Food Makes Me Happy

Mtoriro! I staple green here that Hasina grows in our back yard. She cooks it with onion, tomato and coconut milk....Delicious and Nutritious!

Whenever I’m feeling a little down and out, you know what I like to do? Talk about food….and eat if of course! So my apologies to those who are disinterested in dietary consumption, but food is where this blog post must start.

Seasonality has a whole new meaning for me after coming here. Here, you REALLY can’t get anything when it’s not in season, which adds a whole new exciting dynamic to the task of buying food. Word on the street is that mango season is a-comin’, but aside from the small green and very sour ones that Hasina uses for cooking fish, I still haven’t seen any. According to Shaaban there are at least 15 different varieties on the island, and man oh man I just can’t wait! I think late November and early December will really be their season.

Ok, you caught me, I didn't take this pic, but it's a great example of what jack fruit looks like inside.

Now jack fruit is popping up every now and then on roadside stands. These massively large and awkwardly shaped fruits are usually cut up and sold by the piece, and come to find out fenesi (jack fruit in Kiswahili) is Shaaban’s favorite. Because Hasina has a fenesi tree at her house, she’s shared a couple of pieces with us over the last couple of weeks and it is really amazing. Also, thanks to Shaaban, we learned that you can boil the large seeds, which are roundish and a little bit larger than a marble, and eat them. They have a meat similar to chestnuts and they are really, really tasty. Apparently little children LOVE them because they tend to make you fart a lot, and farting always makes for a good laugh.

Another fantastic thing that I’ve tried this days in juice made from tamarind and ginger. Aside from the fact that it is suppose to lower blood pressure, it’s freaking fantastic. It reminds me of my Kombucha drinking days, although the process of making it is very, very different.

But when things get really, really tough, I turn to dates. This little dried sugar-filled pockets of goodness are what keep me going. The last ones I bought are amazing, almost a caramel-like flavor. Although occasionally I have to shoo some little bugs out of my stash, apparently they like them just as much as I do, it’s well worth it.

Rooster among the banana trees. They definitely like crowing at ALL hours of the day and night.

Oh and I ever mentioned how ugly the chickens are here? Well, they are pretty darn ugly. Raising of chickens isn’t common at all here, and usually you just find them running around free. Often they are missing feathers and have 6-10 chicks running after them. Sorry for the vegetarians out there, but I have to say that the meat is really good though. It’s tough, probably due to their “free-range” lifestyles, but the flavor is really great. One good thing is that not a piece gets wasted, the head, free and all edible organs are consumed. Oh my goodness, speaking of free-range and chicken just walked into my office!

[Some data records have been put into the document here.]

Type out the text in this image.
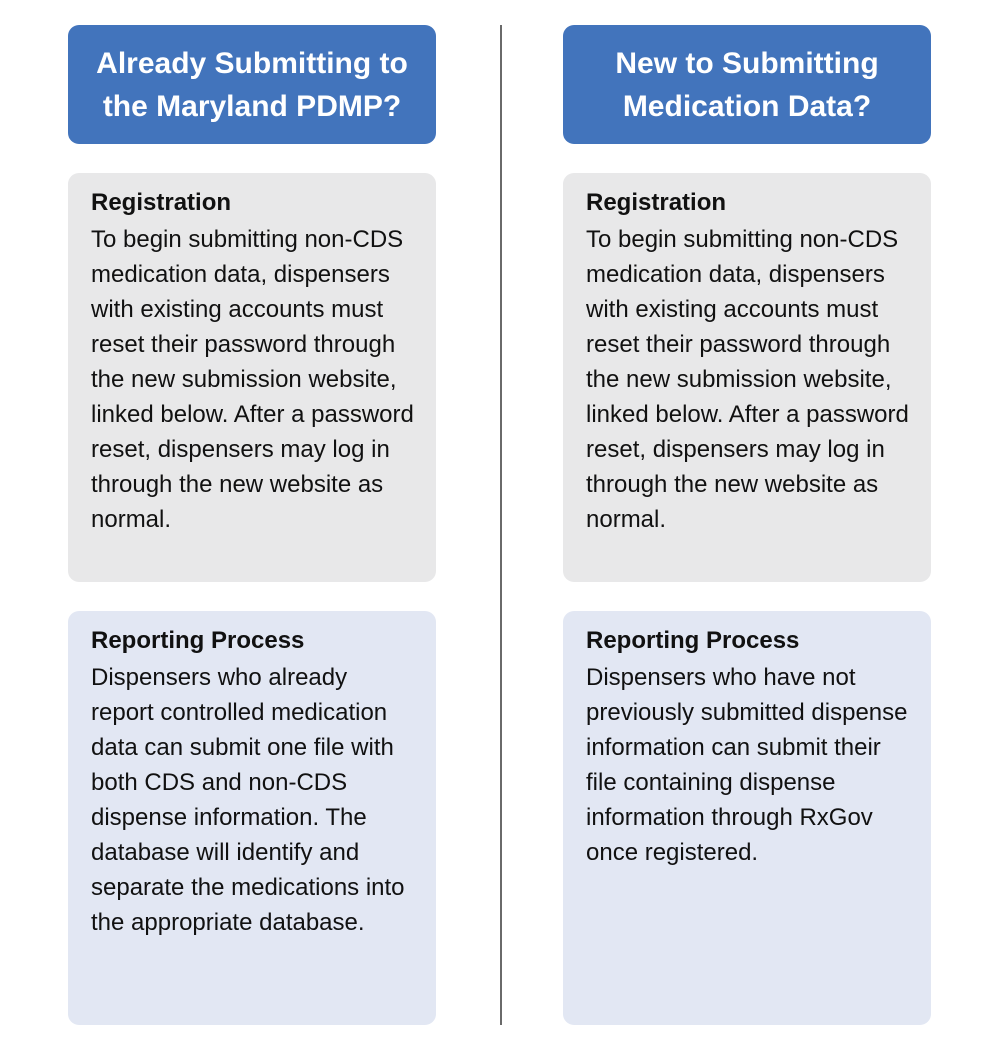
Already Submitting to the Maryland PDMP?
Registration

To begin submitting non-CDS medication data, dispensers with existing accounts must reset their password through the new submission website, linked below. After a password reset, dispensers may log in through the new website as normal.

Reporting Process

Dispensers who already report controlled medication data can submit one file with both CDS and non-CDS dispense information. The database will identify and separate the medications into the appropriate database.

New to Submitting Medication Data?
Registration

To begin submitting non-CDS medication data, dispensers with existing accounts must reset their password through the new submission website, linked below. After a password reset, dispensers may log in through the new website as normal.

Reporting Process

Dispensers who have not previously submitted dispense information can submit their file containing dispense information through RxGov once registered.
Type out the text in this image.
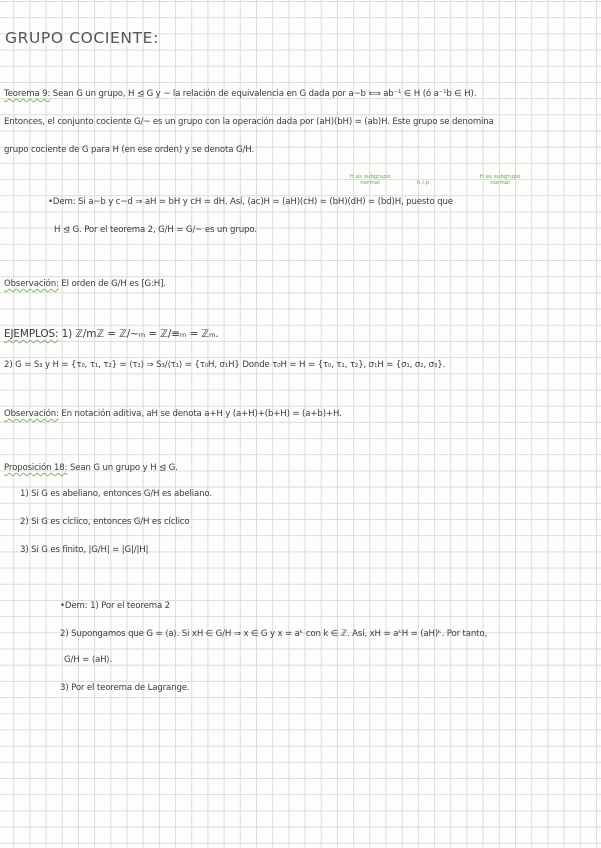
GRUPO COCIENTE:
Teorema 9: Sean G un grupo, H ⊴ G y ~ la relación de equivalencia en G dada por a~b ⟺ ab⁻¹ ∈ H (ó a⁻¹b ∈ H).
Entonces, el conjunto cociente G/~ es un grupo con la operación dada por (aH)(bH) = (ab)H. Este grupo se denomina
grupo cociente de G para H (en ese orden) y se denota G/H.
H es subgrupo normal	h.i.p
H es subgrupo normal
•Dem: Si a~b y c~d ⇒ aH = bH y cH = dH. Así, (ac)H = (aH)(cH) = (bH)(dH) = (bd)H, puesto que
H ⊴ G. Por el teorema 2, G/H = G/~ es un grupo.
Observación: El orden de G/H es [G:H].
EJEMPLOS: 1) ℤ/mℤ = ℤ/~ₘ = ℤ/≡ₘ = ℤₘ.
2) G = S₃ y H = {τ₀, τ₁, τ₂} = ⟨τ₁⟩ ⇒ S₃/⟨τ₁⟩ = {τ₀H, σ₁H} Donde τ₀H = H = {τ₀, τ₁, τ₂}, σ₁H = {σ₁, σ₂, σ₃}.
Observación: En notación aditiva, aH se denota a+H y (a+H)+(b+H) = (a+b)+H.
Proposición 18: Sean G un grupo y H ⊴ G.
1) Si G es abeliano, entonces G/H es abeliano.
2) Si G es cíclico, entonces G/H es cíclico
3) Si G es finito, |G/H| = |G|/|H|
•Dem: 1) Por el teorema 2
2) Supongamos que G = ⟨a⟩. Si xH ∈ G/H ⇒ x ∈ G y x = aᵏ con k ∈ ℤ. Así, xH = aᵏH = (aH)ᵏ. Por tanto,
G/H = ⟨aH⟩.
3) Por el teorema de Lagrange.
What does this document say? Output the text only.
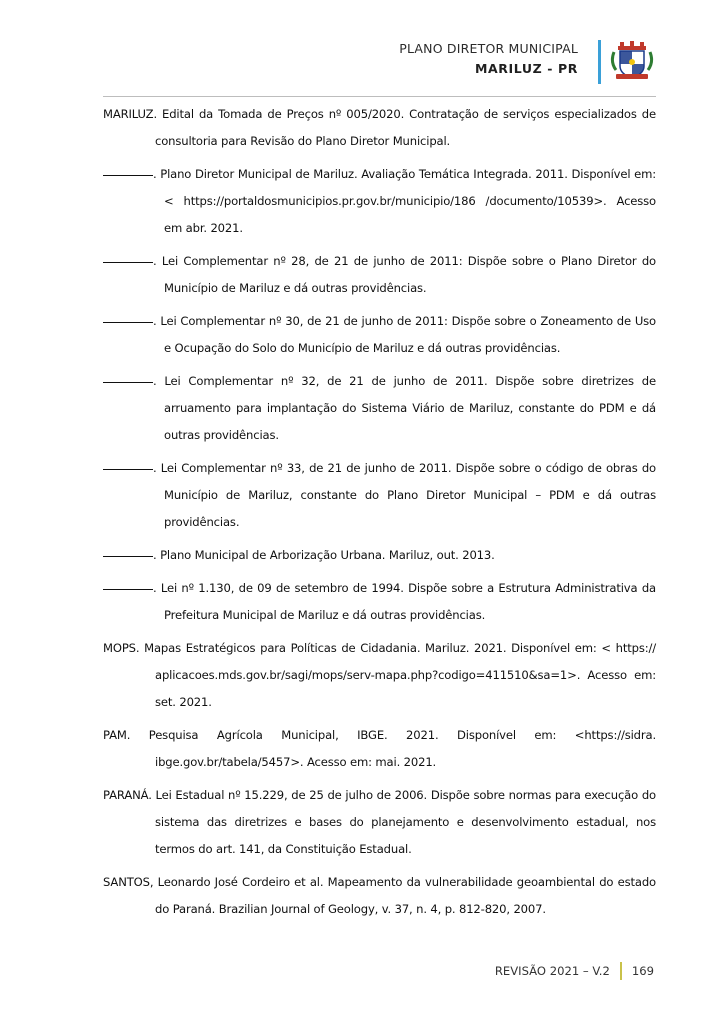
PLANO DIRETOR MUNICIPAL
MARILUZ - PR

MARILUZ. Edital da Tomada de Preços nº 005/2020. Contratação de serviços especializados de consultoria para Revisão do Plano Diretor Municipal.

. Plano Diretor Municipal de Mariluz. Avaliação Temática Integrada. 2011. Disponível em: < https://portaldosmunicipios.pr.gov.br/municipio/186 /documento/10539>. Acesso em abr. 2021.

. Lei Complementar nº 28, de 21 de junho de 2011: Dispõe sobre o Plano Diretor do Município de Mariluz e dá outras providências.

. Lei Complementar nº 30, de 21 de junho de 2011: Dispõe sobre o Zoneamento de Uso e Ocupação do Solo do Município de Mariluz e dá outras providências.

. Lei Complementar nº 32, de 21 de junho de 2011. Dispõe sobre diretrizes de arruamento para implantação do Sistema Viário de Mariluz, constante do PDM e dá outras providências.

. Lei Complementar nº 33, de 21 de junho de 2011. Dispõe sobre o código de obras do Município de Mariluz, constante do Plano Diretor Municipal – PDM e dá outras providências.

. Plano Municipal de Arborização Urbana. Mariluz, out. 2013.

. Lei nº 1.130, de 09 de setembro de 1994. Dispõe sobre a Estrutura Administrativa da Prefeitura Municipal de Mariluz e dá outras providências.

MOPS. Mapas Estratégicos para Políticas de Cidadania. Mariluz. 2021. Disponível em: < https:// aplicacoes.mds.gov.br/sagi/mops/serv-mapa.php?codigo=411510&sa=1>. Acesso em: set. 2021.

PAM. Pesquisa Agrícola Municipal, IBGE. 2021. Disponível em: <https://sidra. ibge.gov.br/tabela/5457>. Acesso em: mai. 2021.

PARANÁ. Lei Estadual nº 15.229, de 25 de julho de 2006. Dispõe sobre normas para execução do sistema das diretrizes e bases do planejamento e desenvolvimento estadual, nos termos do art. 141, da Constituição Estadual.

SANTOS, Leonardo José Cordeiro et al. Mapeamento da vulnerabilidade geoambiental do estado do Paraná. Brazilian Journal of Geology, v. 37, n. 4, p. 812-820, 2007.

REVISÃO 2021 – V.2 169
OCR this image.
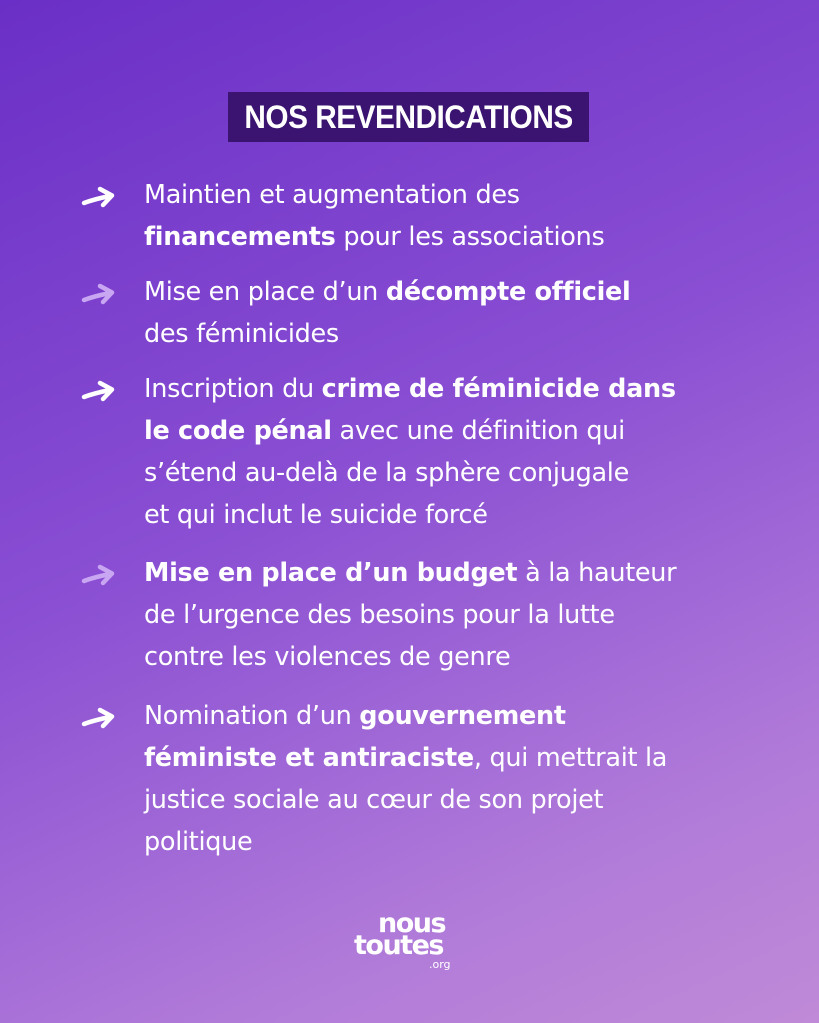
NOS REVENDICATIONS
Maintien et augmentation des
financements pour les associations
Mise en place d’un décompte officiel
des féminicides
Inscription du crime de féminicide dans
le code pénal avec une définition qui
s’étend au-delà de la sphère conjugale
et qui inclut le suicide forcé
Mise en place d’un budget à la hauteur
de l’urgence des besoins pour la lutte
contre les violences de genre
Nomination d’un gouvernement
féministe et antiraciste, qui mettrait la
justice sociale au cœur de son projet
politique
nous
toutes
.org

Ok, my urge to talk about food has past, and I thank you for your patience. As far as my work here, I have officially finished the observation time at the hospital. Which feels really great. Two full months of seeing the ins and out, the ups and downs, etc. Now I’m ready to write. I have to admit it’s a little difficult to know where to start, but I hope that what I present will start some discussion and be a good platform for this new management team that the hospital.

I also managed to visit the Pemba Island Museum this week, which is housed in an old fortress near the hospital. It’s simple, but full of information. It has one room about the archeological history of the island and the ancient communities that have been studied. There is a second room which talks about the maritime history and then a third room gives a time line of the post-revolutionary history, which began in 1964. The fortress was originally built by the Portuguese and then added onto during Arabian rule. Under this rule the fortress was actually used as a jail. Finally, the museum also has an exhibit of a “typical” Pemban home where common house hold tools and goods are on display.

random photo of millipedes that you find commonly here. Kinda creepy, but super cool!

Last week I finally began Kiswahili lessons with an older woman, Moza, who is also a primary school teacher. Although I had received many offers of free Kiswahili lessons in the past, they were usually by men who were looking for something in return, often marriage or sexual services, for there efforts. Although I am currently paying for the lessons, it is WELL worth it.


5 responses to this post.

  1. Posted by Mike on October 29, 2011 at 18:51

    I’m pretty sure I saw some millipedes just as big (i.e., horrific) as the one in that photo in Dolliver Park near Fort Dodge. I’ve never seen anything like them since, which is just as well with me. 🙂


    • Wow, the Midwest is full of surprises isn’t it? Seeing them here is one thing, but I think if I saw them back in the US I would really be terrified!


  2. What an adventure you are in the midst Marissa! I love your description of the foods, and your previous blog on something as simple as handwashing that CAN make a big difference for these people. How hard it is to change customs. We are constantly reminding all helath workers to wash their hands….doctors can be the worst!


    • Thanks Walter! I’m really trying to enjoy every moment as much as possible. It really is important to focus on the small changes that can be made, sometimes they can make the most difference. I hope to see you all in January :-).


  3. Thank you for these great insights into another part of the world.